I initially bought springs from McMaster, but they proved too stiff. On a hunch, I dug into my RC truck bins and found springs that were a perfect fit. I considered a handle like KVan made, but for now I'm pretty happy with just  operating the butterfly manually. Time will tell.


----------



## Tipton1965 (May 20, 2021)

Looks much better.  Now you know why many of the impact wrench installations are way over thought or over engineered.  Because they work better!


----------



## chipinator (May 20, 2021)

Tio Loco...I would buy one if you made another.  I need one for my PM-728V-T.  I was going to make one but why reinvent the wheel.


----------



## Tio Loco (May 21, 2021)

chipinator said:


> Tio Loco...I would buy one if you made another.  I need one for my PM-728V-T.  I was going to make one but why reinvent the wheel.


Thanks, but unfortunately I have to pass. I have an ever growing list of projects on my plate, and with the exception of the Drylin bearings, this one was built with materials that I had on hand, which I now no longer have on hand.
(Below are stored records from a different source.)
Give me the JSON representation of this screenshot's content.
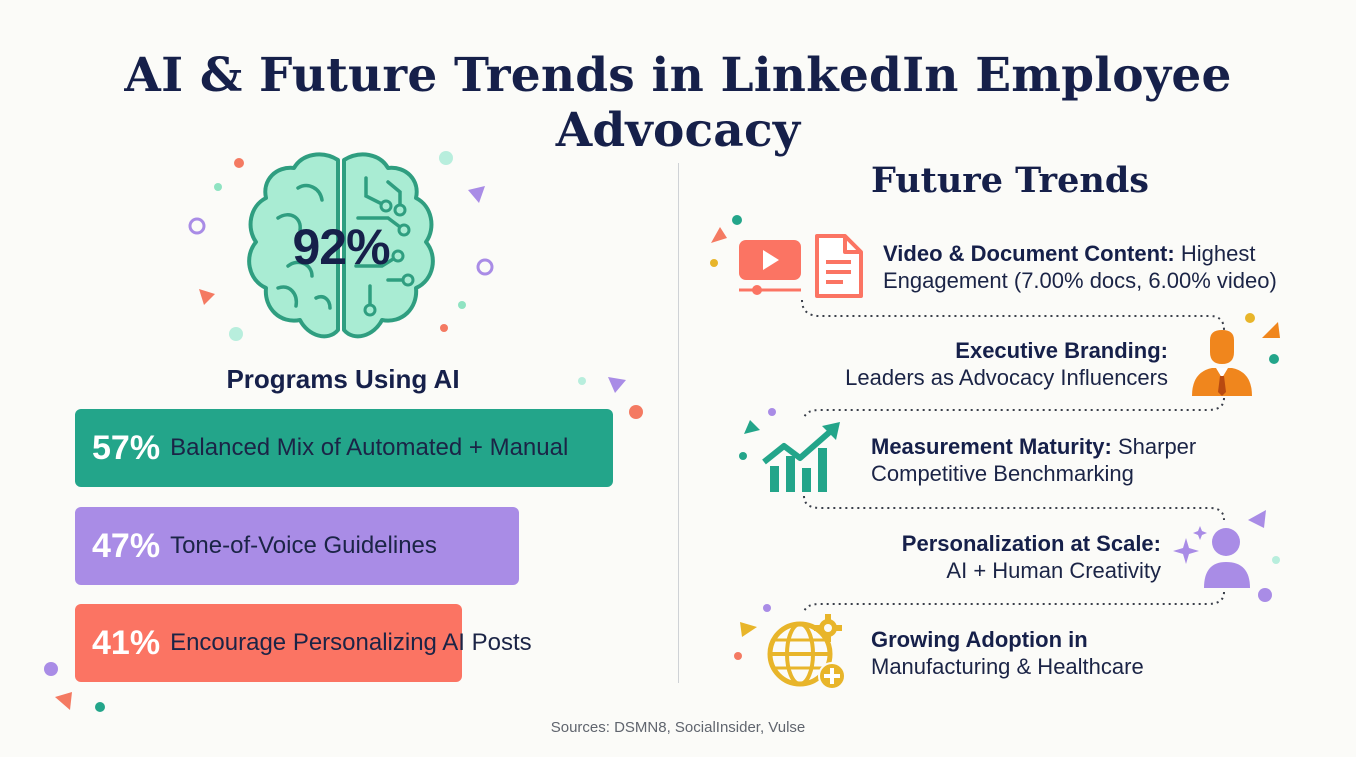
{
  "title": "AI & Future Trends in LinkedIn Employee Advocacy",
  "left_panel": {
    "headline_stat": "92%",
    "headline_label": "Programs Using AI"
  },
  "chart_data": {
    "type": "bar",
    "orientation": "horizontal",
    "title": "",
    "categories": [
      "Balanced Mix of Automated + Manual",
      "Tone-of-Voice Guidelines",
      "Encourage Personalizing AI Posts"
    ],
    "values": [
      57,
      47,
      41
    ],
    "value_labels": [
      "57%",
      "47%",
      "41%"
    ],
    "unit": "%",
    "colors": [
      "#23a58a",
      "#a98ce6",
      "#fb7463"
    ]
  },
  "right_panel": {
    "title": "Future Trends",
    "trends": [
      {
        "heading": "Video & Document Content:",
        "text": "Highest",
        "text2": "Engagement (7.00% docs, 6.00% video)",
        "icon": "video-document-icon"
      },
      {
        "heading": "Executive Branding:",
        "text": "",
        "text2": "Leaders as Advocacy Influencers",
        "icon": "executive-icon"
      },
      {
        "heading": "Measurement Maturity:",
        "text": "Sharper",
        "text2": "Competitive Benchmarking",
        "icon": "growth-chart-icon"
      },
      {
        "heading": "Personalization at Scale:",
        "text": "",
        "text2": "AI + Human Creativity",
        "icon": "person-sparkle-icon"
      },
      {
        "heading": "Growing Adoption in",
        "text": "",
        "text2": "Manufacturing & Healthcare",
        "icon": "globe-gear-plus-icon"
      }
    ]
  },
  "footer": "Sources: DSMN8, SocialInsider, Vulse",
  "colors": {
    "navy": "#16204a",
    "teal": "#23a58a",
    "purple": "#a98ce6",
    "coral": "#fb7463",
    "orange": "#f0861d",
    "gold": "#e8b52a",
    "mint": "#8fe3c2"
  }
}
Also, I didn't draw up any plans for this one (bad idea) and just made it on the fly.

If you decide to build one, I'll gladly share some basic dimensions.

This is the ratchet I pickedm mostly because the nose is relatively uniform diameter (just a slight taper): https://www.amazon.com/gp/product/B000MQEKTY

The 3D printer motion rods are here:  https://www.amazon.com/Sunhokey-Hardened-Chrome-Metric-Tolerance/dp/B07XD4FBVM/

If I were doing it again I would just bore the the carriage block for the Drylin bearings and use external snap rings to secure them. That would eliminate the side wings, 20 holes drilled, and the alignment issues to get the pillow blocks properly aligned for smooth travel, but the pillow blocks are here: https://www.amazon.com/Furiga-Printer-Linear-Bearing-Bushing/dp/B08BZ48XZN

The Drylin bearings are here: https://www.amazon.com/gp/product/B076NWK2NK

For springs, you're on your own, like I said, they were RC truck shock springs, but they've been in the bin for years.


----------



## chipinator (May 21, 2021)

I had to ask .  I appreciate the response and the links.  I'll give it a go when, like you, I have an opportunity.


----------



## aliva (May 21, 2021)

Jim F said:


> Those ratchets will be shot very quickly turning with the spindle.


I've been using my CP butterfly ratchet for 5 years still going


----------



## Tio Loco (May 21, 2021)

aliva said:


> I've been using my CP butterfly ratchet for 5 years still going
> View attachment 366754



I believe Jim F. was referring to leaving the ratchet engaged and driving it with the mill....


----------



## aliva (May 22, 2021)

Tio Loco said:


> I believe Jim F. was referring to leaving the ratchet engaged and driving it with the mill....


Then I agree, it would be hard on the ratcheting mechanism


----------